Practical Interpretation
Marketers
- Application Area
- Healthcare AI messaging
- Validation Point
- Is the product positioned as support, not diagnosis replacement?
- Risk
- Claims may sound like medical advice
- Metric
- Claim revision count
Product teams
- Application Area
- Clinical workflow design
- Validation Point
- Are documentation, research, and patient instructions separated by task?
- Risk
- A general chatbot may be mistaken for a clinical system
- Metric
- Expert review pass rate
Developers
- Application Area
- Sources, logs, access control
- Validation Point
- Are citation, PHI, and account controls implemented?
- Risk
- Privacy and compliance exposure may grow
- Metric
- Policy violations, audit log gaps
Sales and CS
- Application Area
- Deployment conversations
- Validation Point
- Are BAA, HIPAA support, and eligibility clearly explained?
- Risk
- Buyers may misunderstand availability
- Metric
- Pre-sale legal or security blockers
OpenAI also released HealthBench Professional, an open benchmark focused on real clinician chat tasks across care consult, writing and documentation, and medical research. The paper says 525 final tasks were selected from 15,079 candidates, with physician-authored conversations, multi-stage physician review, and a human physician baseline.

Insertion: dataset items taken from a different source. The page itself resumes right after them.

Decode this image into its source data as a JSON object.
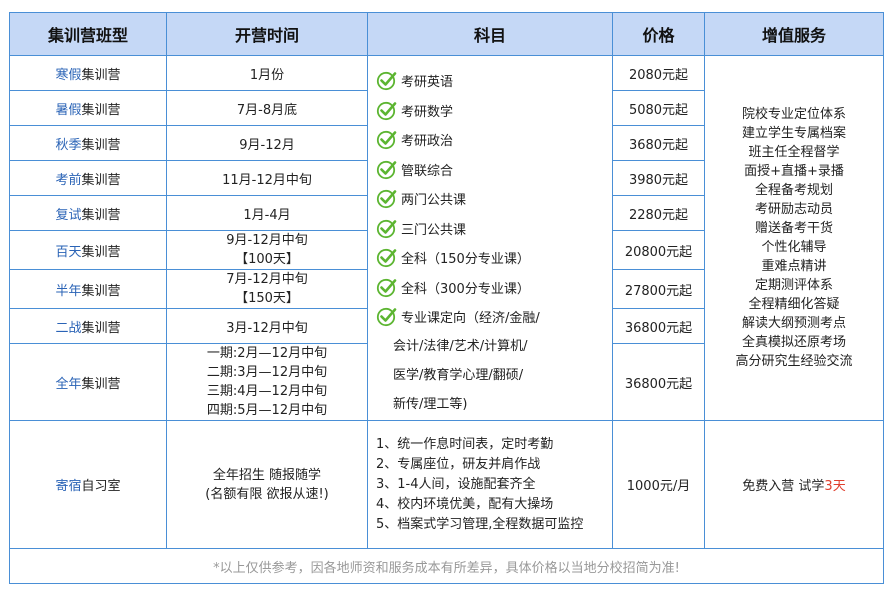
{
  "headers": [
    "集训营班型",
    "开营时间",
    "科目",
    "价格",
    "增值服务"
  ],
  "camps": [
    {
      "name_prefix": "寒假",
      "name_suffix": "集训营",
      "time": [
        "1月份"
      ],
      "price": "2080元起"
    },
    {
      "name_prefix": "暑假",
      "name_suffix": "集训营",
      "time": [
        "7月-8月底"
      ],
      "price": "5080元起"
    },
    {
      "name_prefix": "秋季",
      "name_suffix": "集训营",
      "time": [
        "9月-12月"
      ],
      "price": "3680元起"
    },
    {
      "name_prefix": "考前",
      "name_suffix": "集训营",
      "time": [
        "11月-12月中旬"
      ],
      "price": "3980元起"
    },
    {
      "name_prefix": "复试",
      "name_suffix": "集训营",
      "time": [
        "1月-4月"
      ],
      "price": "2280元起"
    },
    {
      "name_prefix": "百天",
      "name_suffix": "集训营",
      "time": [
        "9月-12月中旬",
        "【100天】"
      ],
      "price": "20800元起"
    },
    {
      "name_prefix": "半年",
      "name_suffix": "集训营",
      "time": [
        "7月-12月中旬",
        "【150天】"
      ],
      "price": "27800元起"
    },
    {
      "name_prefix": "二战",
      "name_suffix": "集训营",
      "time": [
        "3月-12月中旬"
      ],
      "price": "36800元起"
    },
    {
      "name_prefix": "全年",
      "name_suffix": "集训营",
      "time": [
        "一期:2月—12月中旬",
        "二期:3月—12月中旬",
        "三期:4月—12月中旬",
        "四期:5月—12月中旬"
      ],
      "price": "36800元起"
    }
  ],
  "subjects": [
    "考研英语",
    "考研数学",
    "考研政治",
    "管联综合",
    "两门公共课",
    "三门公共课",
    "全科（150分专业课）",
    "全科（300分专业课）",
    "专业课定向（经济/金融/"
  ],
  "subjects_extra": [
    "会计/法律/艺术/计算机/",
    "医学/教育学心理/翻硕/",
    "新传/理工等)"
  ],
  "services": [
    "院校专业定位体系",
    "建立学生专属档案",
    "班主任全程督学",
    "面授+直播+录播",
    "全程备考规划",
    "考研励志动员",
    "赠送备考干货",
    "个性化辅导",
    "重难点精讲",
    "定期测评体系",
    "全程精细化答疑",
    "解读大纲预测考点",
    "全真模拟还原考场",
    "高分研究生经验交流"
  ],
  "dorm": {
    "name_prefix": "寄宿",
    "name_suffix": "自习室",
    "time": [
      "全年招生 随报随学",
      "(名额有限 欲报从速!)"
    ],
    "features": [
      "1、统一作息时间表，定时考勤",
      "2、专属座位，研友并肩作战",
      "3、1-4人间，设施配套齐全",
      "4、校内环境优美，配有大操场",
      "5、档案式学习管理,全程数据可监控"
    ],
    "price": "1000元/月",
    "service_prefix": "免费入营 试学",
    "service_highlight": "3天"
  },
  "note": "*以上仅供参考，因各地师资和服务成本有所差异，具体价格以当地分校招简为准!",
  "colors": {
    "border": "#4a8fd6",
    "header_bg": "#c5d8f6",
    "accent_blue": "#2a63b6",
    "price_red": "#e0402f",
    "check_green": "#5cb531"
  },
  "icons": {
    "check": "check-circle-icon"
  }
}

OpenAI reported that GPT-5.4 in the ChatGPT for Clinicians workspace outperformed base GPT-5.4, other evaluated models, and the human physician baseline on this benchmark.
Checklist
- □Is the product for general health information or verified clinician workflows?
- □Do titles and campaign claims avoid implying that AI replaces clinical judgment?
- □Are cited sources described by type, such as peer-reviewed literature or official guidance?
- □Are PHI handling and BAA requirements separated during onboarding?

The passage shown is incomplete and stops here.